En voor wat dat 'venijnig' betreft, kijk, het
gebruik van dat woord vind ik pas venijnig, zie je. Zou Jos Borré een Du Perron
of Ter Braak ook met zo'n adjectief beplakken? Of een W.F. Hermans of Jeroen
Brouwers, die toch ook niet op hun polemische bek gevallen zijn? Of, jawel, een
Walschap, die van polemiek toch ook méér dan één plak kaas had gegeten en zelfs
niet vies was van lieve woordjes als 'minus habens', 'snotneus', 'debiel' Dat
soort aanminnigheden zal een 've-nijnige' Depeuter nooit aanwenden om zijn
literair-kritisch oordeel te 'staven'.
Ja, Jos, zo gaat dat hier in Vlaanderen,
hè. Iemand die, niet gecanoniseerd zijnde, zonder reserves of berekening wijst op onnauwkeurigheden en
onjuistheden en op de kleinheden van Grootheden, krijgt al gauw dooddoeners als
'rancune', 'frustratie', 'jaloezie' naar het hoofd geslingerd. Edoch, je moest
eens weten hoe vaak en van wie ik instemmende aanmoedigingen gekregen heb. Zo
in de zin van: "Je hebt overschot van gelijk, Frans, ik ben het volledig
met je eens, maar ik durf niet te zeggen
wat jij zegt." En je moest eens zien wie allemaal in ons abonneebestand
zit.
3. Verder lees ik: "Ik vraag mij af wat er met de mens Frans Depeuter die in
mijn herinnering leeft gebeurd is."
Dat is erg lief van je, Jos, maar ik kan
je geruststellen. De 'mens' Frans Depeuter stelt het niet zo slecht. Helaas is
hij oud, maar godzijdank (voorlopig) nog niet
out.Vooral sinds 2006, toen hij
besliste om nooit, nergens, om niets, voor niemand meer zijn mening onder stoelen of banken te steken, voelt hij
zich bevrijd van de drukkende last van het aldoor naar erkenning en bevestiging
strevende auteurschap. Neem het maar gewoon van mij aan: de 'mens' Depeuter
weigert in het rijtje te lopen en met palmtakken te zwaaien, tenzij (misschien)
voor iemand die op een ezel door Jeruzalem rijdt.
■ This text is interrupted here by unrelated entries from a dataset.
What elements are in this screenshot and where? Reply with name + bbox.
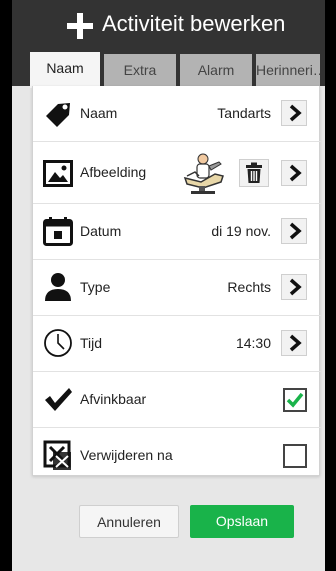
tag-icon: [43, 98, 73, 128]
chevron-right-icon: [289, 104, 302, 122]
row-afvinkbaar[interactable]: Afvinkbaar: [33, 372, 321, 428]
datum-arrow-button[interactable]: [281, 218, 307, 244]
delete-box-icon: [43, 440, 73, 470]
row-type[interactable]: Type Rechts: [33, 260, 321, 316]
datum-label: Datum: [80, 223, 122, 239]
row-tijd[interactable]: Tijd 14:30: [33, 316, 321, 372]
row-naam[interactable]: Naam Tandarts: [33, 86, 321, 142]
clock-icon: [43, 328, 73, 358]
tijd-value: 14:30: [235, 335, 271, 351]
chevron-right-icon: [289, 164, 302, 182]
check-icon: [286, 392, 304, 408]
verwijderen-label: Verwijderen na: [80, 447, 173, 463]
afvinkbaar-label: Afvinkbaar: [80, 391, 147, 407]
type-value: Rechts: [227, 279, 271, 295]
cancel-button[interactable]: Annuleren: [79, 505, 179, 538]
type-label: Type: [80, 279, 111, 295]
calendar-icon: [43, 216, 73, 246]
checkmark-icon: [43, 384, 73, 414]
datum-value: di 19 nov.: [211, 223, 271, 239]
tab-naam[interactable]: Naam: [30, 52, 102, 88]
naam-value: Tandarts: [217, 105, 271, 121]
trash-icon: [246, 162, 262, 183]
plus-icon: [67, 13, 93, 39]
naam-arrow-button[interactable]: [281, 100, 307, 126]
afbeelding-label: Afbeelding: [80, 164, 147, 180]
delete-image-button[interactable]: [239, 159, 269, 187]
tab-alarm[interactable]: Alarm: [180, 54, 254, 86]
app-frame: Activiteit bewerken Naam Extra Alarm Her…: [12, 0, 325, 571]
person-icon: [43, 272, 73, 302]
tab-herinnering[interactable]: Herinneri…: [256, 54, 322, 86]
dentist-chair-image: [181, 152, 227, 194]
chevron-right-icon: [289, 222, 302, 240]
image-icon: [43, 158, 73, 188]
row-afbeelding[interactable]: Afbeelding: [33, 142, 321, 204]
chevron-right-icon: [289, 278, 302, 296]
verwijderen-checkbox[interactable]: [283, 444, 307, 468]
tijd-label: Tijd: [80, 335, 103, 351]
afbeelding-arrow-button[interactable]: [281, 160, 307, 186]
header-bar: Activiteit bewerken: [12, 0, 325, 50]
form-panel: Naam Tandarts Afbeelding Datum di 19 nov…: [32, 86, 321, 476]
tab-bar: Naam Extra Alarm Herinneri…: [12, 50, 325, 88]
tab-extra[interactable]: Extra: [104, 54, 178, 86]
row-verwijderen[interactable]: Verwijderen na: [33, 428, 321, 484]
row-datum[interactable]: Datum di 19 nov.: [33, 204, 321, 260]
chevron-right-icon: [289, 334, 302, 352]
afvinkbaar-checkbox[interactable]: [283, 388, 307, 412]
naam-label: Naam: [80, 105, 118, 121]
save-button[interactable]: Opslaan: [190, 505, 294, 538]
tijd-arrow-button[interactable]: [281, 330, 307, 356]
type-arrow-button[interactable]: [281, 274, 307, 300]
page-title: Activiteit bewerken: [102, 11, 286, 36]
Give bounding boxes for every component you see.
De 'mens' Depeuter heeft er ook de brui aan gegeven om
nog maar eens het zoveelste verhaaltje de wereld in te sturen en met zijn
stramme benen de podia te beklimmen. Ik begrijp niet dat iemand die pakweg 72
jaar geworden is, nog altijd niet heeft ingezien dat literatuur tenslotte toch
maar 'literatuur' is. Ja, ik heb het over Walter van den Broeck (en zovele anderen).
Walter zei me ooit dat hij alleen die boeken leest die hem iets bijbrengen.
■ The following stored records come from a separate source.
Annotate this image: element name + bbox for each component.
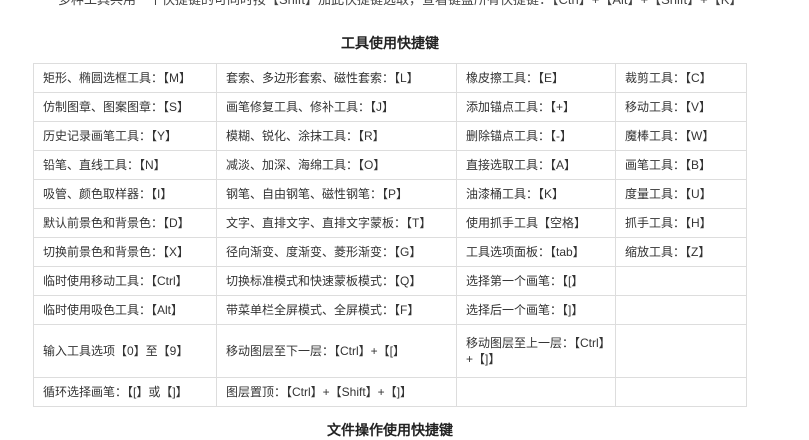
table-cell: 选择后一个画笔：【]】 xyxy=(456,295,616,325)
table-cell: 仿制图章、图案图章：【S】 xyxy=(33,92,217,122)
table-row: 历史记录画笔工具：【Y】 模糊、锐化、涂抹工具：【R】 删除锚点工具：【-】 魔棒工具… xyxy=(33,121,747,151)
table-cell xyxy=(456,377,616,407)
table-cell: 带菜单栏全屏模式、全屏模式：【F】 xyxy=(216,295,457,325)
table-cell: 切换标准模式和快速蒙板模式：【Q】 xyxy=(216,266,457,296)
table-cell: 画笔修复工具、修补工具：【J】 xyxy=(216,92,457,122)
table-cell: 吸管、颜色取样器：【I】 xyxy=(33,179,217,209)
table-cell: 径向渐变、度渐变、菱形渐变：【G】 xyxy=(216,237,457,267)
table-cell: 直接选取工具：【A】 xyxy=(456,150,616,180)
shortcut-table: 矩形、椭圆选框工具：【M】 套索、多边形套索、磁性套索：【L】 橡皮擦工具：【E】裁… xyxy=(33,63,747,407)
table-cell: 模糊、锐化、涂抹工具：【R】 xyxy=(216,121,457,151)
table-cell: 切换前景色和背景色：【X】 xyxy=(33,237,217,267)
table-cell: 历史记录画笔工具：【Y】 xyxy=(33,121,217,151)
table-cell: 钢笔、自由钢笔、磁性钢笔：【P】 xyxy=(216,179,457,209)
intro-text: 多种工具共用一个快捷键的可同时按【Shift】加此快捷键选取，查看键盘所有快捷键… xyxy=(0,0,809,9)
table-cell: 橡皮擦工具：【E】 xyxy=(456,63,616,93)
table-cell: 减淡、加深、海绵工具：【O】 xyxy=(216,150,457,180)
section-title: 工具使用快捷键 xyxy=(341,35,439,51)
table-row: 吸管、颜色取样器：【I】 钢笔、自由钢笔、磁性钢笔：【P】 油漆桶工具：【K】 度量工… xyxy=(33,179,747,209)
table-cell: 移动图层至上一层：【Ctrl】+【]】 xyxy=(456,324,616,378)
table-cell: 添加锚点工具：【+】 xyxy=(456,92,616,122)
table-cell: 油漆桶工具：【K】 xyxy=(456,179,616,209)
table-cell: 铅笔、直线工具：【N】 xyxy=(33,150,217,180)
table-cell: 魔棒工具：【W】 xyxy=(615,121,747,151)
table-cell xyxy=(615,266,747,296)
table-row: 默认前景色和背景色：【D】 文字、直排文字、直排文字蒙板：【T】 使用抓手工具【空格… xyxy=(33,208,747,238)
table-row: 切换前景色和背景色：【X】 径向渐变、度渐变、菱形渐变：【G】 工具选项面板：【ta… xyxy=(33,237,747,267)
table-cell: 画笔工具：【B】 xyxy=(615,150,747,180)
table-cell xyxy=(615,377,747,407)
table-cell: 裁剪工具：【C】 xyxy=(615,63,747,93)
table-cell: 移动图层至下一层：【Ctrl】+【[】 xyxy=(216,324,457,378)
table-cell: 输入工具选项【0】至【9】 xyxy=(33,324,217,378)
table-row: 铅笔、直线工具：【N】 减淡、加深、海绵工具：【O】 直接选取工具：【A】 画笔工具：… xyxy=(33,150,747,180)
table-cell: 使用抓手工具【空格】 xyxy=(456,208,616,238)
table-row: 输入工具选项【0】至【9】 移动图层至下一层：【Ctrl】+【[】 移动图层至上一层… xyxy=(33,324,747,378)
table-cell: 默认前景色和背景色：【D】 xyxy=(33,208,217,238)
table-cell xyxy=(615,324,747,378)
table-cell: 度量工具：【U】 xyxy=(615,179,747,209)
table-cell: 图层置顶：【Ctrl】+【Shift】+【]】 xyxy=(216,377,457,407)
table-cell: 移动工具：【V】 xyxy=(615,92,747,122)
table-cell xyxy=(615,295,747,325)
table-cell: 临时使用移动工具：【Ctrl】 xyxy=(33,266,217,296)
table-row: 仿制图章、图案图章：【S】 画笔修复工具、修补工具：【J】 添加锚点工具：【+】 移动… xyxy=(33,92,747,122)
table-cell: 套索、多边形套索、磁性套索：【L】 xyxy=(216,63,457,93)
table-row: 循环选择画笔：【[】或【]】 图层置顶：【Ctrl】+【Shift】+【]】 xyxy=(33,377,747,407)
table-cell: 循环选择画笔：【[】或【]】 xyxy=(33,377,217,407)
table-cell: 缩放工具：【Z】 xyxy=(615,237,747,267)
next-section-title: 文件操作使用快捷键 xyxy=(327,422,453,438)
table-row: 矩形、椭圆选框工具：【M】 套索、多边形套索、磁性套索：【L】 橡皮擦工具：【E】裁… xyxy=(33,63,747,93)
table-cell: 工具选项面板：【tab】 xyxy=(456,237,616,267)
table-cell: 删除锚点工具：【-】 xyxy=(456,121,616,151)
table-cell: 矩形、椭圆选框工具：【M】 xyxy=(33,63,217,93)
table-cell: 临时使用吸色工具：【Alt】 xyxy=(33,295,217,325)
table-row: 临时使用吸色工具：【Alt】 带菜单栏全屏模式、全屏模式：【F】 选择后一个画笔：【… xyxy=(33,295,747,325)
table-row: 临时使用移动工具：【Ctrl】 切换标准模式和快速蒙板模式：【Q】 选择第一个画笔：… xyxy=(33,266,747,296)
table-cell: 文字、直排文字、直排文字蒙板：【T】 xyxy=(216,208,457,238)
table-cell: 抓手工具：【H】 xyxy=(615,208,747,238)
table-cell: 选择第一个画笔：【[】 xyxy=(456,266,616,296)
'Iets', jawel. Maar nu moet jij me eens vertellen wat zijn 'laatsteling', Terug naar Walden, bijbrengt. Het zou
een roman over de crisis zijn, maar geeft het boek de lezer een dieper inzicht
in de crisis? Nee dus. Brengt het troost aan de kleine man? Opnieuw nee. Biedt de
gebruikte stijl ons schoonheid? Nee. Ontroert het boek soms? Nee, want de
enkele keren dat Walter die snaar wil betokkelen, klinkt de emotie hopeloos
vals. Bevat het boek een belijdenis? Nee: belijden is niks voor Walter.
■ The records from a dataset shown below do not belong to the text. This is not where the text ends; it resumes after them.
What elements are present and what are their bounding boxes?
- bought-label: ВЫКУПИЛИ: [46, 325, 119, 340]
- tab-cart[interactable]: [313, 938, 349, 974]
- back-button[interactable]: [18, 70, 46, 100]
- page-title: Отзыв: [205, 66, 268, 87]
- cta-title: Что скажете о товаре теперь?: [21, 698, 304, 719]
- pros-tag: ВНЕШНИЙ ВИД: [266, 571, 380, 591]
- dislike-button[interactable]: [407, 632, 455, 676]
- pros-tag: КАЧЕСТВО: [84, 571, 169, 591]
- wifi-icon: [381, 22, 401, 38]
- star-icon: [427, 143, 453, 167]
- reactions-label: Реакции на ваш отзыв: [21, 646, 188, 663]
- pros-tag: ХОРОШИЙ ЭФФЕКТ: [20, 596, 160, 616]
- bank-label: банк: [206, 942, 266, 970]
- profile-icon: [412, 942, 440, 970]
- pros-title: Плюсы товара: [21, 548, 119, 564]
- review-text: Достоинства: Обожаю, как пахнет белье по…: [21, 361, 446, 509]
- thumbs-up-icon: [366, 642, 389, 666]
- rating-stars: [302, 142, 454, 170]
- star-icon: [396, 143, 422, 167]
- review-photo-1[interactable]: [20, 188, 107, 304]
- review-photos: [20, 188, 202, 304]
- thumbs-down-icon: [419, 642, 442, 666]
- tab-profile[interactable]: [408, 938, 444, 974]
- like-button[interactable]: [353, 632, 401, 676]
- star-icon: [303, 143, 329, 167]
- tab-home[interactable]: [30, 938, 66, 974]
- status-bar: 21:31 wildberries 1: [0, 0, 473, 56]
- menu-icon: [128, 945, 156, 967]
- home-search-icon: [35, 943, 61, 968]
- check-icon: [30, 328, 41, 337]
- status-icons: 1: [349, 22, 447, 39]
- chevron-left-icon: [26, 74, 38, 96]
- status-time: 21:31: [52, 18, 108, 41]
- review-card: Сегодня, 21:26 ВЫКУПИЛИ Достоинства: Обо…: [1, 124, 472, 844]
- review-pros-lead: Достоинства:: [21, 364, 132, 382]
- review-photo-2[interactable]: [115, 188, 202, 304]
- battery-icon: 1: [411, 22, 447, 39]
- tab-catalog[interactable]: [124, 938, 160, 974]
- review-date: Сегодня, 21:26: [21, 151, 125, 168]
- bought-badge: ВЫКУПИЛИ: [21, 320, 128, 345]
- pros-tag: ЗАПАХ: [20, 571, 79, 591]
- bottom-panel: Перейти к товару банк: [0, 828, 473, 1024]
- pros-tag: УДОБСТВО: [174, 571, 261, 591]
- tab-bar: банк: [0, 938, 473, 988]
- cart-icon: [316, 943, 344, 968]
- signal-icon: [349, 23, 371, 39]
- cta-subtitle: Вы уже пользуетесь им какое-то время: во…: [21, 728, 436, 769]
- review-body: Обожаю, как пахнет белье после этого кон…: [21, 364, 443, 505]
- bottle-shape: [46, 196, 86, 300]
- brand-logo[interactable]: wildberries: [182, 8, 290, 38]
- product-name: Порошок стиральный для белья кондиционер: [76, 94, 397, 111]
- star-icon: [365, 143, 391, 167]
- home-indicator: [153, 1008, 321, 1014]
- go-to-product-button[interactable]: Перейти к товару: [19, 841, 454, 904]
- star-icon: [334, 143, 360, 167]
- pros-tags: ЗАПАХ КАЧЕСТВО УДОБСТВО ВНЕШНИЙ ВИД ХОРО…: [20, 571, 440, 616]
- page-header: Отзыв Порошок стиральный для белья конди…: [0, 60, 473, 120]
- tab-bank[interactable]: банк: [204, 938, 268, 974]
Niks inzicht, niks troost, niks
schoonheid, niks ontroering, niks belijdenis! En dat is toch de 'royal flush'
van de literatuur, dacht ik. Of zou het alleszins moeten zijn. Hoewel ik met
één 'high card' al genoegen zou nemen. Het enige wat Walter met Terug naar Walden doet, is meedoen aan het entertainment.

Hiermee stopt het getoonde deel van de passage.